BATON ROUGE, LA (WAFB) - The Baton Rouge Area Chamber (BRAC) and the Baton Rouge Area Foundation (BRAF) released a report Sunday afternoon addressing the possible impacts if the new proposed city, "St. George" is created within the southern region of East Baton Rouge Parish.

A team of economists from LSU were brought in to research how the parish would be affected financially if the new city would be added in order to help residents make informed decisions through the petitioning and voting process. Research shows that the separation would have crucial consequences for the city of Baton Rouge.

It would take away about $85 million, or 30%, from the parish's general funding, which is mainly supported by sales taxes produced by retail stores based on their location, even though people from all across the parish pay sales taxes.  For example, the Mall of Louisiana is a regional shopping location that would be located in the proposed city of St. George.

The new city could also mean higher taxes to make up for lost revenues, and it could lead to a great reduction in public services such as police protection, which takes up 29% of general funding.

Funding for the East Baton Rouge School System would be cut even more than the separated district because the area of the proposed city would be geographically larger with major retailers that produce sales taxes from people across the parish.

It could also jeopardize retirement, economic development and job creation efforts.

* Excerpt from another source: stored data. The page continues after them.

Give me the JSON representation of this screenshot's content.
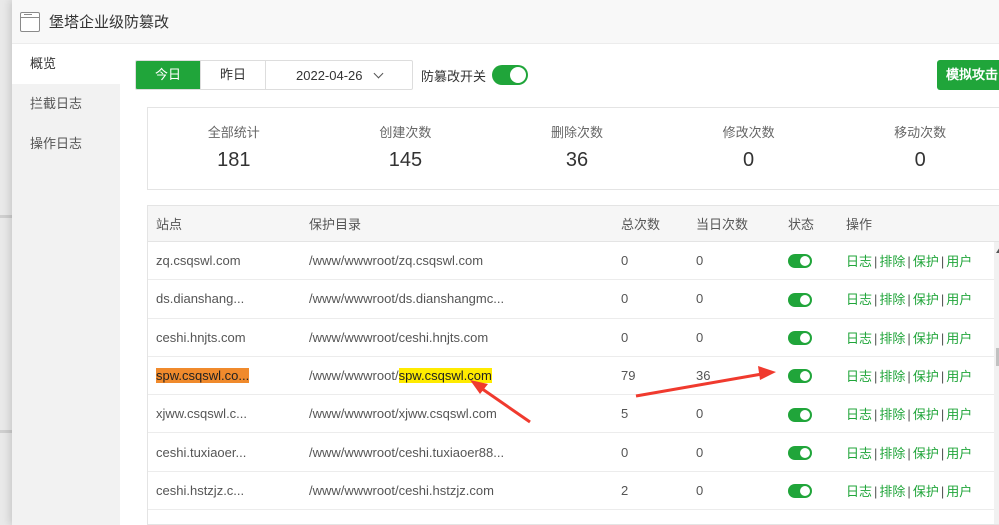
{
  "dialog": {
    "title": "堡塔企业级防篡改"
  },
  "sidebar": {
    "items": [
      {
        "label": "概览",
        "active": true
      },
      {
        "label": "拦截日志",
        "active": false
      },
      {
        "label": "操作日志",
        "active": false
      }
    ]
  },
  "toolbar": {
    "today": "今日",
    "yesterday": "昨日",
    "date": "2022-04-26",
    "switch_label": "防篡改开关",
    "switch_on": true,
    "attack_button": "模拟攻击"
  },
  "stats": [
    {
      "label": "全部统计",
      "value": "181"
    },
    {
      "label": "创建次数",
      "value": "145"
    },
    {
      "label": "删除次数",
      "value": "36"
    },
    {
      "label": "修改次数",
      "value": "0"
    },
    {
      "label": "移动次数",
      "value": "0"
    }
  ],
  "table": {
    "headers": {
      "site": "站点",
      "dir": "保护目录",
      "total": "总次数",
      "today": "当日次数",
      "status": "状态",
      "ops": "操作"
    },
    "ops": {
      "log": "日志",
      "exclude": "排除",
      "protect": "保护",
      "user": "用户",
      "sep": "|"
    },
    "rows": [
      {
        "site": "zq.csqswl.com",
        "dir_prefix": "/www/wwwroot/zq.csqswl.com",
        "dir_hl": "",
        "total": "0",
        "today": "0",
        "status": "on"
      },
      {
        "site": "ds.dianshang...",
        "dir_prefix": "/www/wwwroot/ds.dianshangmc...",
        "dir_hl": "",
        "total": "0",
        "today": "0",
        "status": "on"
      },
      {
        "site": "ceshi.hnjts.com",
        "dir_prefix": "/www/wwwroot/ceshi.hnjts.com",
        "dir_hl": "",
        "total": "0",
        "today": "0",
        "status": "on"
      },
      {
        "site": "spw.csqswl.co...",
        "dir_prefix": "/www/wwwroot/",
        "dir_hl": "spw.csqswl.com",
        "total": "79",
        "today": "36",
        "status": "on"
      },
      {
        "site": "xjww.csqswl.c...",
        "dir_prefix": "/www/wwwroot/xjww.csqswl.com",
        "dir_hl": "",
        "total": "5",
        "today": "0",
        "status": "on"
      },
      {
        "site": "ceshi.tuxiaoer...",
        "dir_prefix": "/www/wwwroot/ceshi.tuxiaoer88...",
        "dir_hl": "",
        "total": "0",
        "today": "0",
        "status": "on"
      },
      {
        "site": "ceshi.hstzjz.c...",
        "dir_prefix": "/www/wwwroot/ceshi.hstzjz.com",
        "dir_hl": "",
        "total": "2",
        "today": "0",
        "status": "on"
      }
    ]
  },
  "colors": {
    "accent": "#20a53a",
    "highlight_orange": "#f08a2c",
    "highlight_yellow": "#ffeb00",
    "annotation_arrow": "#f03a2e"
  }
}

The statement released included the following statement from the BRAC and BRAF:

"BRAC has been a strong and consistent advocate for reforms that improve public schools throughout the parish and the Baton Rouge Area and supports every resident working to improve student educational opportunities through positive solutions that both bring the community closer together while at the same time empowering parents at the local level.

"While BRAC and BRAF have not taken a formal public position on this proposed new city, the research compiled in this report raises a number of complex and complicated questions about whether it is the best approach.

"Both organizations are taking the time to review this comprehensive analysis, with the hope that citizens both inside and outside the proposed new city will also study the facts about the financial, fiscal, economic, and socio-economic implications of this proposal in order to make an informed decision."